At lunch, I ate with a delegate from our Conference, who is in favor of the Modified Traditional Plan (and one of the best guys I know). His father died on Tuesday, and he too felt the need to make the trip to pray at the Abbey: to be with his UM friends, and with the monks, at a place where constancy and serenity can indeed calm a frenzied, fractious spirits. Where buildings, and windows, and the long-unchanged patterns of prayer remind us that, Yes, things change.

There is life and death.

There are gatherings and partings. And there is one God—the same yesterday, today and forever.
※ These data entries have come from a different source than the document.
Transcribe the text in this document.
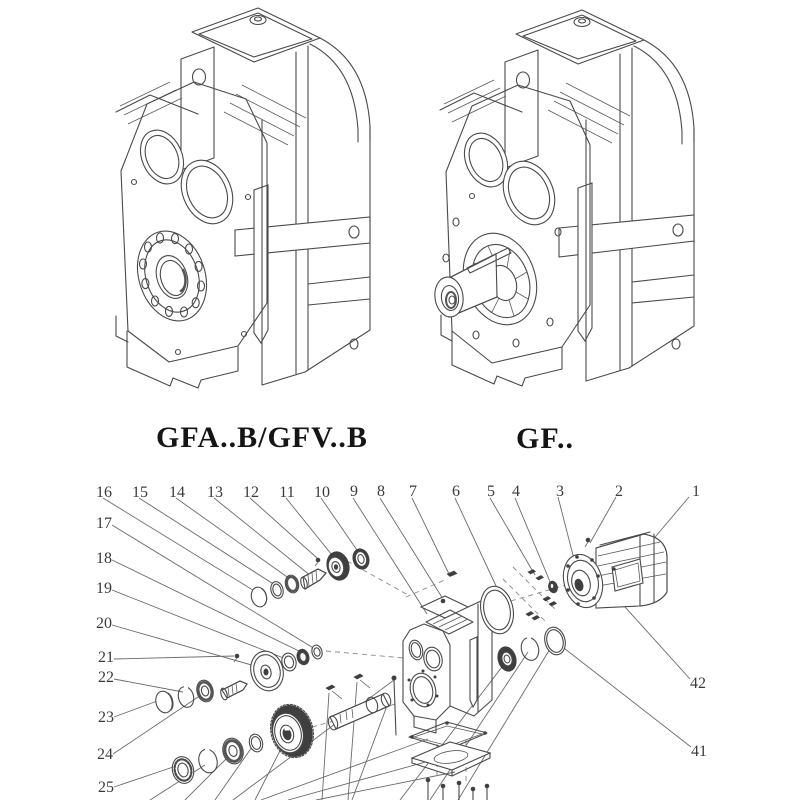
GFA..B/GFV..B	GF..
16 15 14 13 12 11 10 9 8 7 6 5 4 3	2	1
17
18
19
20
21
22
23
24
25
42
41
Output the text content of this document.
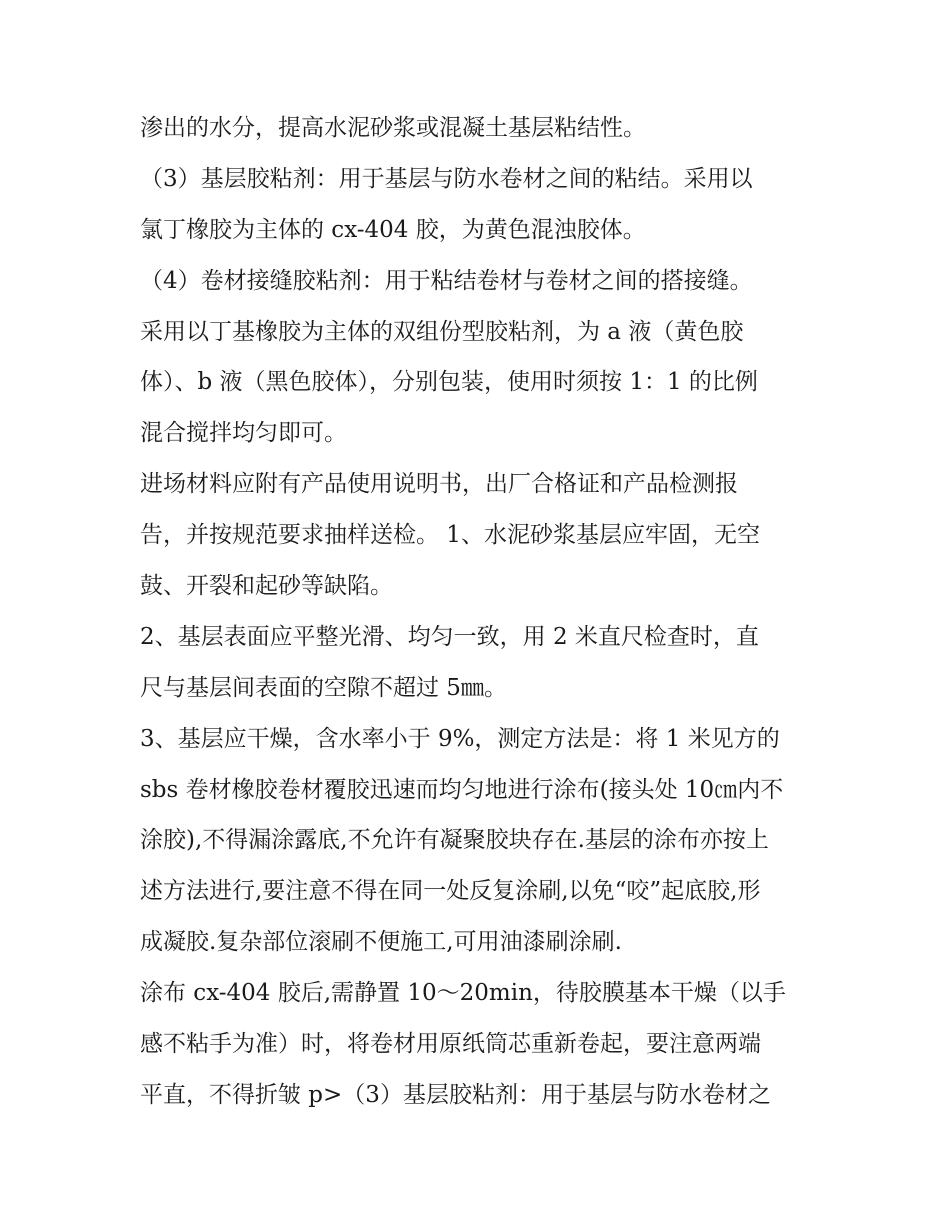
渗出的水分，提高水泥砂浆或混凝土基层粘结性。
（3）基层胶粘剂：用于基层与防水卷材之间的粘结。采用以
氯丁橡胶为主体的 cx-404 胶，为黄色混浊胶体。
（4）卷材接缝胶粘剂：用于粘结卷材与卷材之间的搭接缝。
采用以丁基橡胶为主体的双组份型胶粘剂，为 a 液（黄色胶
体）、b 液（黑色胶体），分别包装，使用时须按 1：1 的比例
混合搅拌均匀即可。
进场材料应附有产品使用说明书，出厂合格证和产品检测报
告，并按规范要求抽样送检。 1、水泥砂浆基层应牢固，无空
鼓、开裂和起砂等缺陷。
2、基层表面应平整光滑、均匀一致，用 2 米直尺检查时，直
尺与基层间表面的空隙不超过 5㎜。
3、基层应干燥，含水率小于 9%，测定方法是：将 1 米见方的
sbs 卷材橡胶卷材覆胶迅速而均匀地进行涂布(接头处 10㎝内不
涂胶),不得漏涂露底,不允许有凝聚胶块存在.基层的涂布亦按上
述方法进行,要注意不得在同一处反复涂刷,以免“咬”起底胶,形
成凝胶.复杂部位滚刷不便施工,可用油漆刷涂刷.
涂布 cx-404 胶后,需静置 10～20min，待胶膜基本干燥（以手
感不粘手为准）时，将卷材用原纸筒芯重新卷起，要注意两端
平直，不得折皱 p>（3）基层胶粘剂：用于基层与防水卷材之
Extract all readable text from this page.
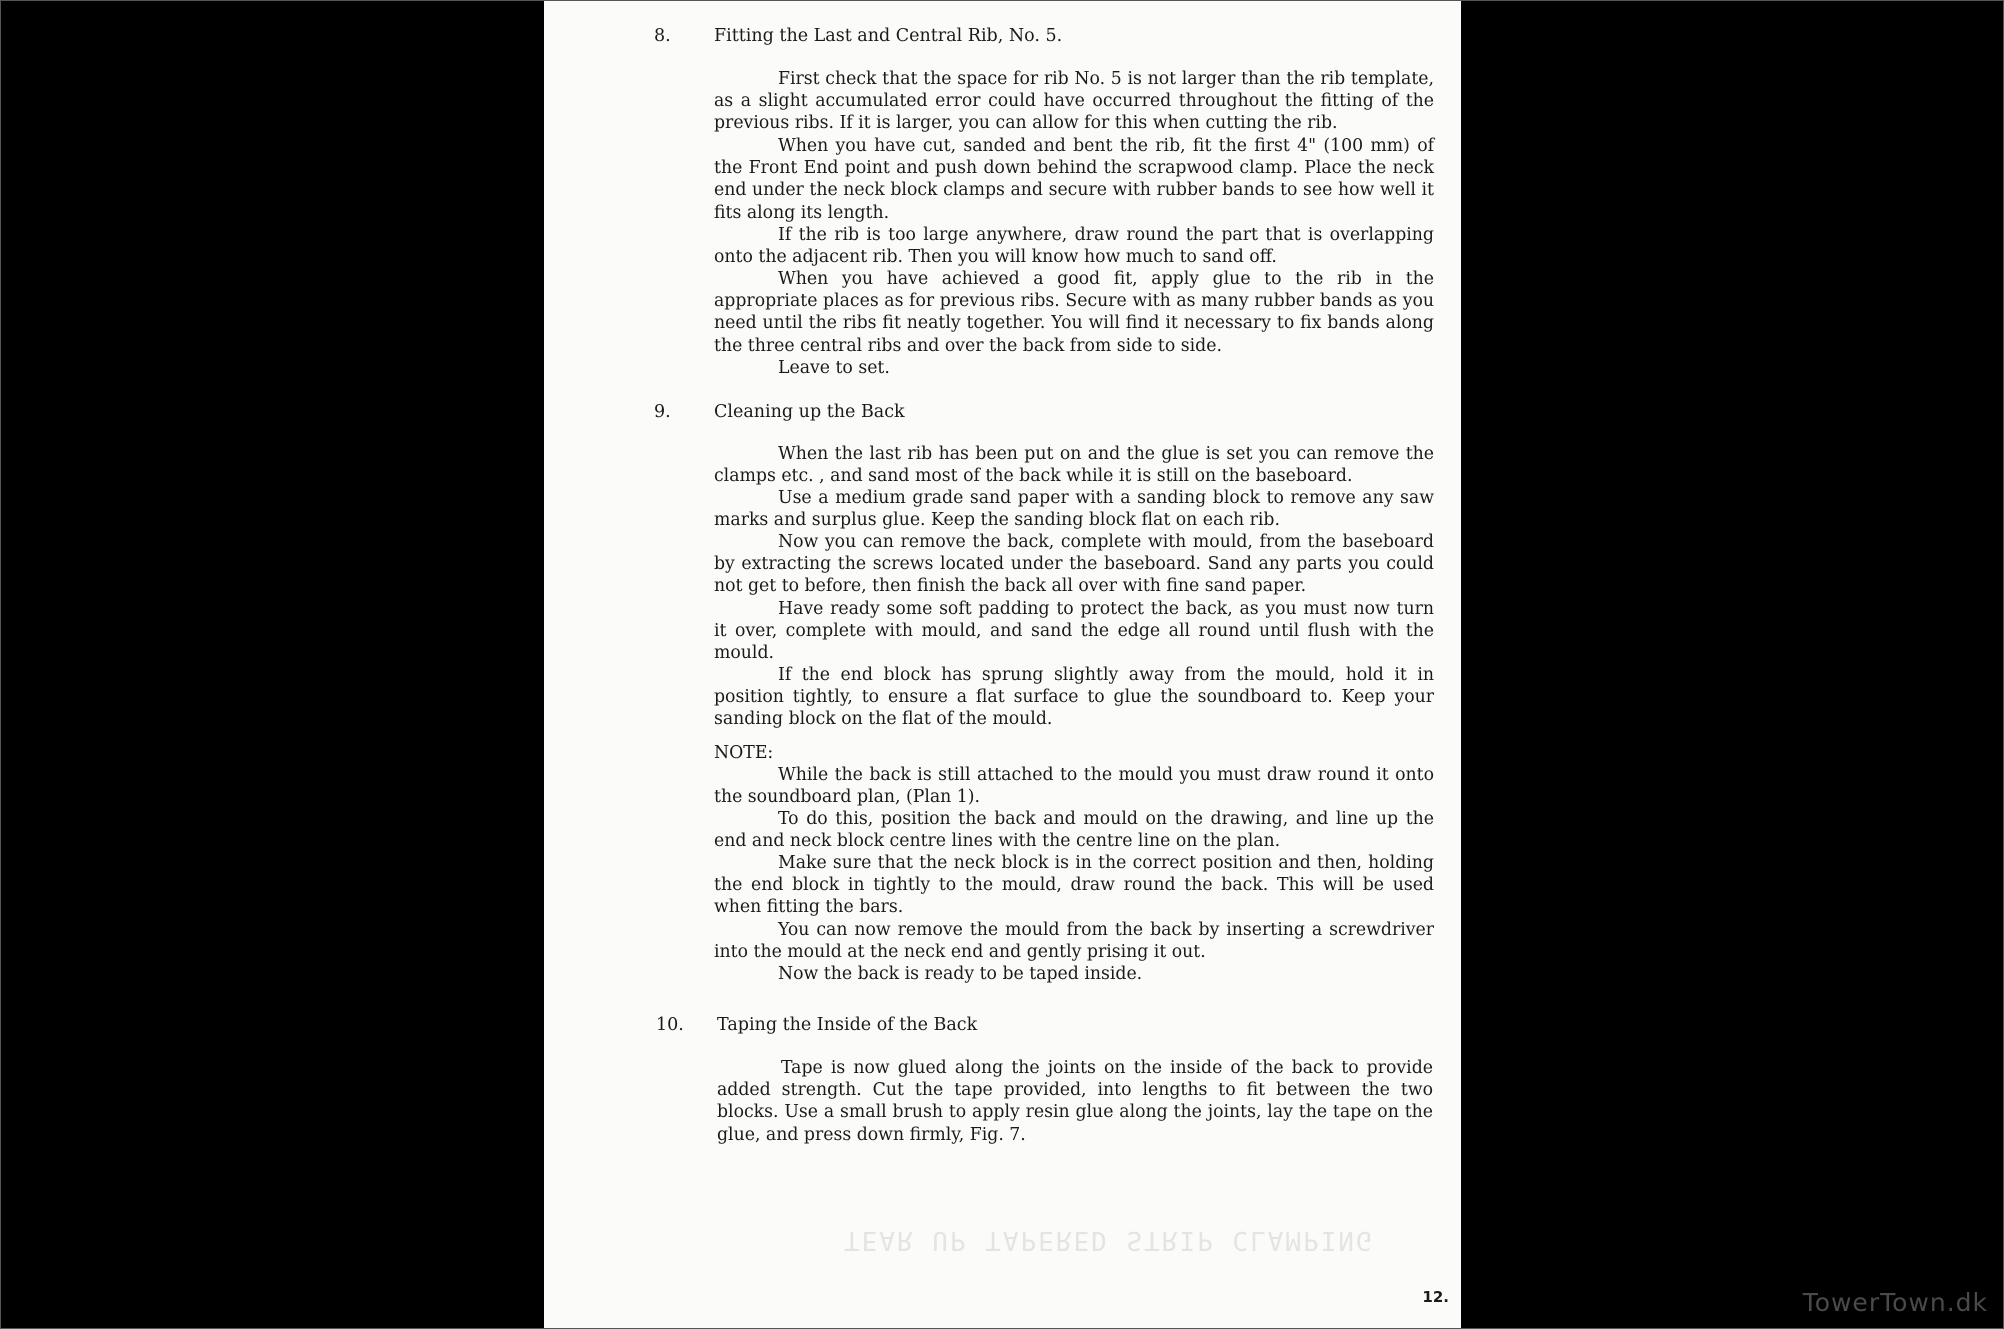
8. Fitting the Last and Central Rib, No. 5.

First check that the space for rib No. 5 is not larger than the rib template, as a slight accumulated error could have occurred throughout the fitting of the previous ribs. If it is larger, you can allow for this when cutting the rib.

When you have cut, sanded and bent the rib, fit the first 4" (100 mm) of the Front End point and push down behind the scrapwood clamp. Place the neck end under the neck block clamps and secure with rubber bands to see how well it fits along its length.

If the rib is too large anywhere, draw round the part that is overlapping onto the adjacent rib. Then you will know how much to sand off.

When you have achieved a good fit, apply glue to the rib in the appropriate places as for previous ribs. Secure with as many rubber bands as you need until the ribs fit neatly together. You will find it necessary to fix bands along the three central ribs and over the back from side to side.

Leave to set.

9. Cleaning up the Back

When the last rib has been put on and the glue is set you can remove the clamps etc. , and sand most of the back while it is still on the baseboard.

Use a medium grade sand paper with a sanding block to remove any saw marks and surplus glue. Keep the sanding block flat on each rib.

Now you can remove the back, complete with mould, from the baseboard by extracting the screws located under the baseboard. Sand any parts you could not get to before, then finish the back all over with fine sand paper.

Have ready some soft padding to protect the back, as you must now turn it over, complete with mould, and sand the edge all round until flush with the mould.

If the end block has sprung slightly away from the mould, hold it in position tightly, to ensure a flat surface to glue the soundboard to. Keep your sanding block on the flat of the mould.

NOTE:

While the back is still attached to the mould you must draw round it onto the soundboard plan, (Plan 1).

To do this, position the back and mould on the drawing, and line up the end and neck block centre lines with the centre line on the plan.

Make sure that the neck block is in the correct position and then, holding the end block in tightly to the mould, draw round the back. This will be used when fitting the bars.

You can now remove the mould from the back by inserting a screwdriver into the mould at the neck end and gently prising it out.

Now the back is ready to be taped inside.

10. Taping the Inside of the Back

Tape is now glued along the joints on the inside of the back to provide added strength. Cut the tape provided, into lengths to fit between the two blocks. Use a small brush to apply resin glue along the joints, lay the tape on the glue, and press down firmly, Fig. 7.

TEAR UP TAPERED STRIP CLAMPING
12.	TowerTown.dk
              My friend said he expects it to get ugly. He thinks there will be protests and demonstrations, shouting and yelling—that security will have to be called and often, perhaps, as some of the observers and protesters will, he believes (and has seen) want to get arrested. As a sign of their “prophetic faithfulness,” I guess, their willingness to “suffer” for the cause.   

              I shook my head, thinking of what a poor witness to the unity and grace Jesus died to provide.

But I also found myself thinking about Father Abraham, and what he said to his nephew Lot when the “land” was not able to sustain them both: “If you go the right, I will go to the left. If you go to the left, I will go to the right.” They were kin, even though they no longer got along. And even after they parted company, they remained so—Father Abraham rescued his nephew in fact, from marauders.  

Likewise, my hope—and this phrasing is not original with me, though I cannot remember who said it—that God will grant to all of us a way to remain kin: “close enough to remember and recognize that we are on the same journey, but with enough administrative distance that we not vex each other’s spirit.”

Perhaps the way we take leave says as much to the world as the way we come together. As my friend said, “If your marriage is broken and there is no way to make it a Christian marriage, the best you can do is fashion a Christian divorce.”
              Pray for our General Conference.